Un autre négociant des Chartrons, Pierre Lemit, a choisi en 1786 de faire du château de Bel-Air sa maison de campagne. Tanays, négociant bordelais lui aussi, fait démolir en 1767 de vieilles bâtisses dans son bien de campagne de Clapeaux pour y construire une demeure neuve à un étage. Jean Dutasta, qui a son domicile au lieu-dit de Darreyrac à Blanquefort, [un bourdieu consistant en maison, grange, aubarède, appartenant au bourdieu appelé d'Arreyrac, au lieu anciennement appelé à Saint-Aphon » (AD.33 G 1196 fol. 28)] est également négociant mais est souvent absent de Blanquefort où il a pourtant les fonctions de syndic de la fabrique de la paroisse, charge à laquelle il a été élu par les Blanquefortais. En son absence, c'est son maître valet Guillaume Dejean qui gère ses biens.

Parmi les notables qui appartiennent à la petite bourgeoisie, Pierre Caussade, apparenté à la famille Acquart, et né à Blanquefort en 1757, exerce la profession de chirurgien à l'Hôpital Saint-André de Bordeaux en 1776 avant de passer neuf années à l'Hôpital de la marine de Brest. Il fait ensuite des études de médecin à la faculté de Toulouse où il est reçu docteur en 1788, puis il devient pendant quelques années chirurgien-major du régiment de Noailles-Dragon avant de revenir à Blanquefort où il demeure dans sa maison de Tujean. Jacques Philippe Duportail est monnayeur pour le roi et possède le domaine de Maître Arnaud à l'ouest du bourg ; la maison de maître est entourée de vignes et possède un chai, un pressoir et un logement pour le vigneron. Un avocat, Degrange Tauzin, qui demeure rue Désirade à Bordeaux, possède aussi le domaine de Montigny et un petit vignoble. Le notaire du village, maître Pierre Berninet, fait également partie des notables bien qu'il n'ait pas une grande fortune ; il connaît, aussi bien que le curé, les secrets de famille des Blanquefortais et a l'estime des habitants.
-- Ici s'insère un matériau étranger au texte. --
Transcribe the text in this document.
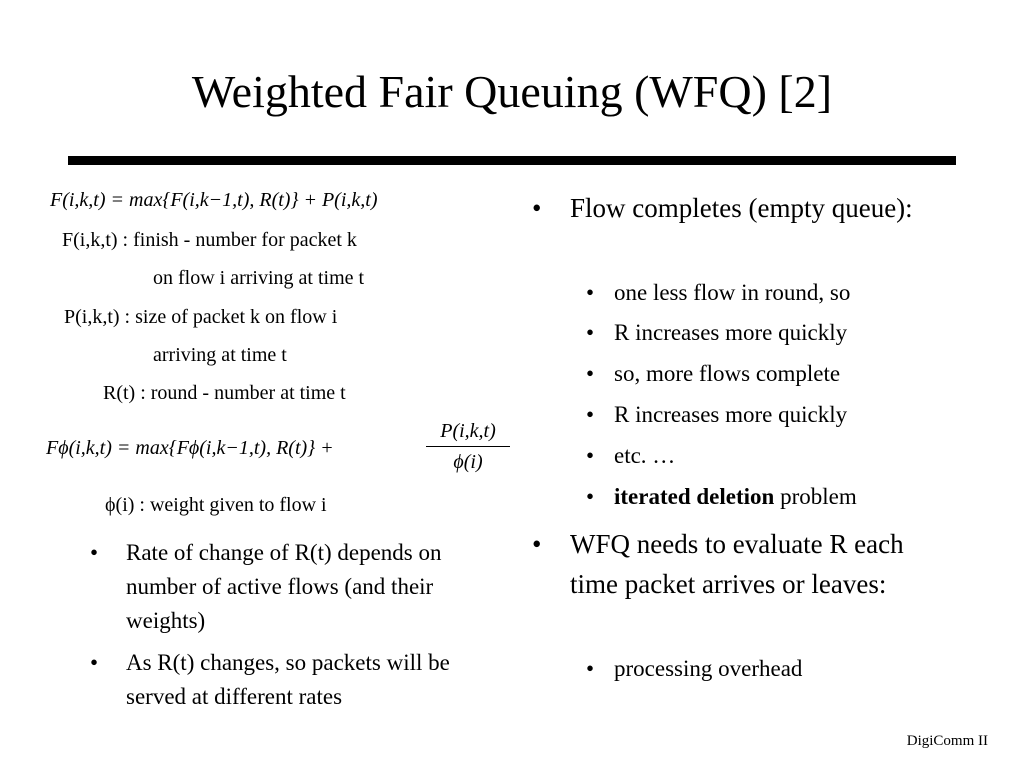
Weighted Fair Queuing (WFQ) [2]
F(i,k,t) = max{F(i,k−1,t), R(t)} + P(i,k,t)
F(i,k,t) : finish - number for packet k
on flow i arriving at time t
P(i,k,t) : size of packet k on flow i
arriving at time t
R(t) : round - number at time t
Fϕ(i,k,t) = max{Fϕ(i,k−1,t), R(t)} +
P(i,k,t)
ϕ(i)
ϕ(i) : weight given to flow i
• Rate of change of R(t) depends on number of active flows (and their weights)
• As R(t) changes, so packets will be served at different rates
• Flow completes (empty queue):
• one less flow in round, so
• R increases more quickly
• so, more flows complete
• R increases more quickly
• etc. …
• iterated deletion problem
• WFQ needs to evaluate R each time packet arrives or leaves:
• processing overhead
DigiComm II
On vient également d'Eysines ou de Parempuyre pour le consulter et faire établir les actes habituels de la vie courante : les contrats d'accordailles, les testaments et donations, les baux pour les habitations et les terres, les accords divers entre voisins ainsi que les prêts que les plus aisés consentent aux autres. Pierre Berninet, qui est né en 1725, a succédé à son père Dominique, lui aussi notaire à Blanquefort. Il a eu de nombreux enfants après son mariage avec une blanquefortaise, Louise Tartas, mais il n'en a plus que trois au seuil de la vieillesse : son fils Antoine, né en 1754, qui exerce en fait la même profession que lui, et deux filles, Thérèse et Marie. On le sollicite également pour rédiger une lettre ou une requête car à Blanquefort tout le monde ne fréquente pas l'école tenue par les « régents » Ferry frères ; seulement neuf pour cent des époux et trois pour cent des épouses ont su signer leur acte de mariage durant la période 1780-1789. Il est vrai que l'enseignement n'a pas les faveurs de l'époque. L'abbé Fleury à la fin du siècle précédent disait : « Les pauvres n’ont pas besoin ni de savoir lire, ni de savoir écrire ». L'académie de Rouen quant à elle s'interrogeait en 1746 de savoir s'il est « avantageux ou préjudiciable au bien de l’état que les gens de la campagne sachent lire et écrire ».

Extrait du livre « Blanquefort et son canton », 1789-1799 ou « Saincric, curé révolutionnaire », Publications du G.A.H.BLE, 1989, p.27-31.